The server can be automatically started using systemd user services, making it readily available for desktop integration with tools like Sway:
# Generate and enable systemd service
podman generate systemd whisper-server > $HOME/.config/systemd/user/whisper-server.service
systemctl --user daemon-reload
systemctl --user enable whisper-server.service
The systemd service will already be present in dotfiles so we will just have to run:
systemctl --user daemon-reload
systemctl --user enable --now container-whisper-npu
This will enable the service, which can now be started by swaywm automatically on boot.
Tested and optimized for the ASUS Zenbook DUO UX8406 with Intel® Core™ Ultra 9 185H processor. The server utilizes the integrated Intel NPU for efficient model inference.
The server provides real-time speech transcription using OpenVINO-optimized Whisper models. It automatically manages model storage in the user's home directory, making it easy to persist models across container rebuilds and system updates. The implementation focuses on simplicity and reliability, with comprehensive error handling and logging.
The server stores models in ~/.whisper/models/
in your home directory. This location is automatically created when the server starts. The server supports various Whisper models including:
whisper-tiny.en through whisper-large-v3 models are supported, with whisper-medium.en being the default choice. The complete model list includes both English-specific and multilingual variants:
For English-only use:
- whisper-tiny.en (fastest)
- whisper-base.en
- whisper-small.en
- whisper-medium.en (default, recommended)
For multilingual support:
- whisper-tiny
- whisper-base
- whisper-small
- whisper-medium
- whisper-large-v3 ``
The server provides clean, straightforward JSON responses:
Success response:
{
"text": "transcribed text here"
}
Error response:
{
"error": "error description here"
}
When running the server for the first time, the initial model loading may take longer as the NPU initializes. To test the setup and verify NPU functionality:
# Test model loading and transcription directly
cd ~/mecattaf/whisper-npu-server/
podman run -it --rm \
-v $HOME/.whisper/models:/root/.whisper/models:Z \
-v $PWD:/src/dictation:Z \
--security-opt seccomp=unconfined \
--ipc=host \
--device=/dev/dri \
--device=/dev/accel/accel0 \
ghcr.io/mecattaf/whisper-npu-server:latest \
python3 -c "
import openvino_genai
import librosa
import os
print('Starting test...')
print('Loading model...')
model_path = os.path.join('/root/.whisper/models', 'whisper-medium.en')

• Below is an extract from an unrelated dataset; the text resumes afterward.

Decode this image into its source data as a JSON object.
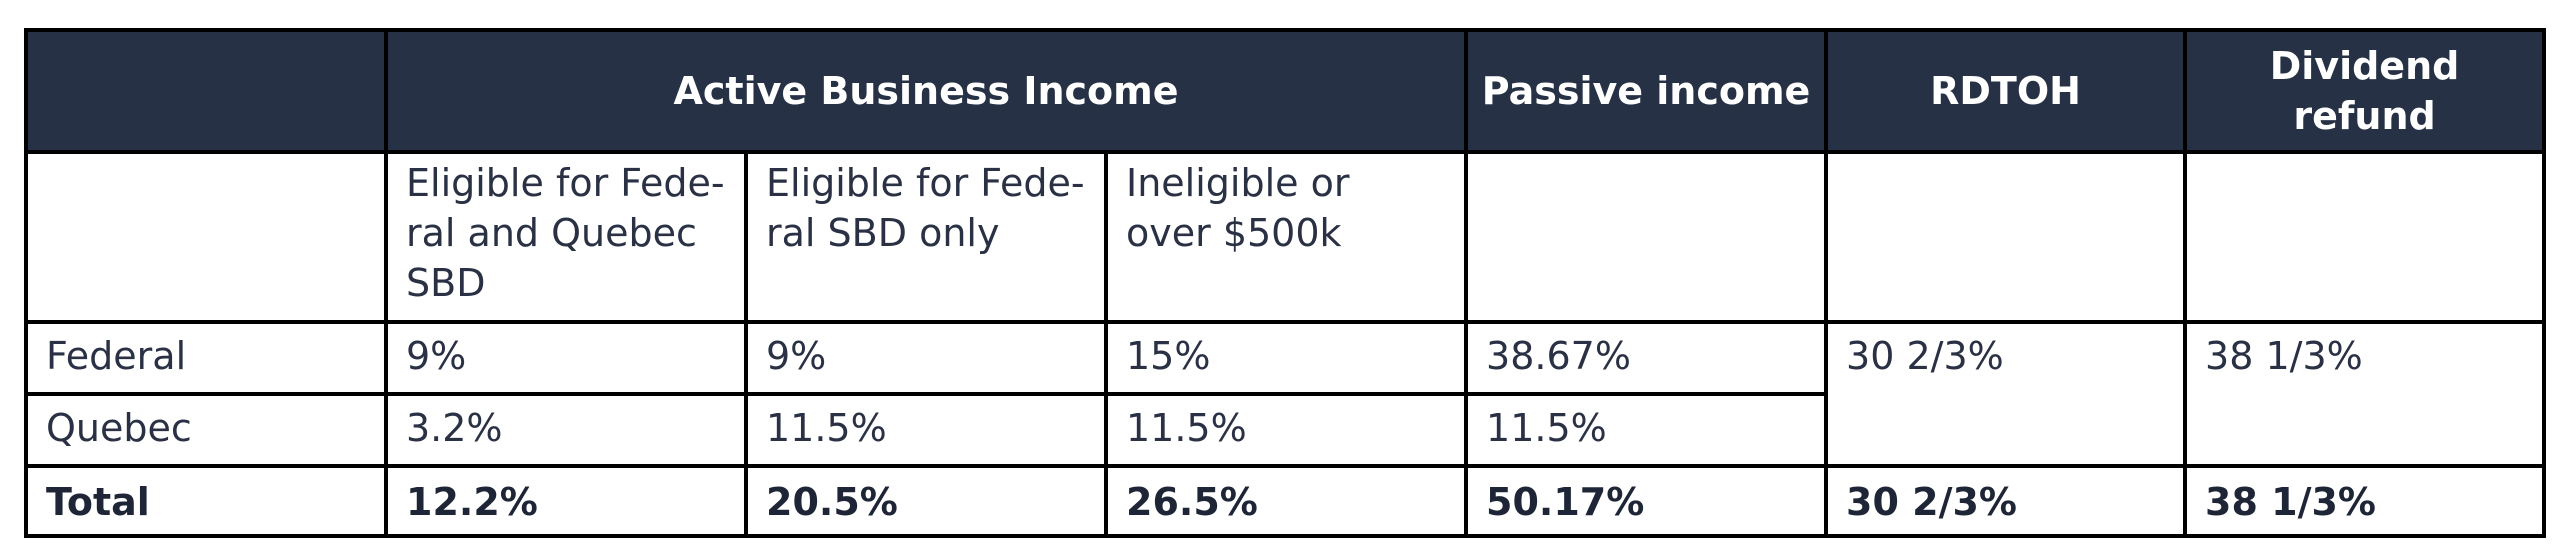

pipeline = openvino_genai.WhisperPipeline(str(model_path), device='NPU')
print('Model loaded!')
print('Loading audio...')
audio_path = '/src/dictation/courtroom.wav'
speech, _ = librosa.load(audio_path, sr=16000)
print('Audio loaded!')
print('Generating transcription...')
result = pipeline.generate(speech)
print('Transcription result:', result)
"
Note: The first time you load a model, it may take 30-60 seconds as the NPU initializes. Subsequent loads should be faster. Each model needs to be initialized separately the first time it's used.
For real-time transcription testing after server startup:
curl http://localhost:8009/models
curl --data-binary @audio.wav -X POST http://localhost:8009/transcribe
curl --data-binary @audio.wav -X POST http://localhost:8009/transcribe/whisper-medium.en
This project is based on the original work by ellenhp who created the initial implementation for the ThinkPad T14. Modified for the ASUS Zenbook DUO with reorganized file structure and enhanced error handling.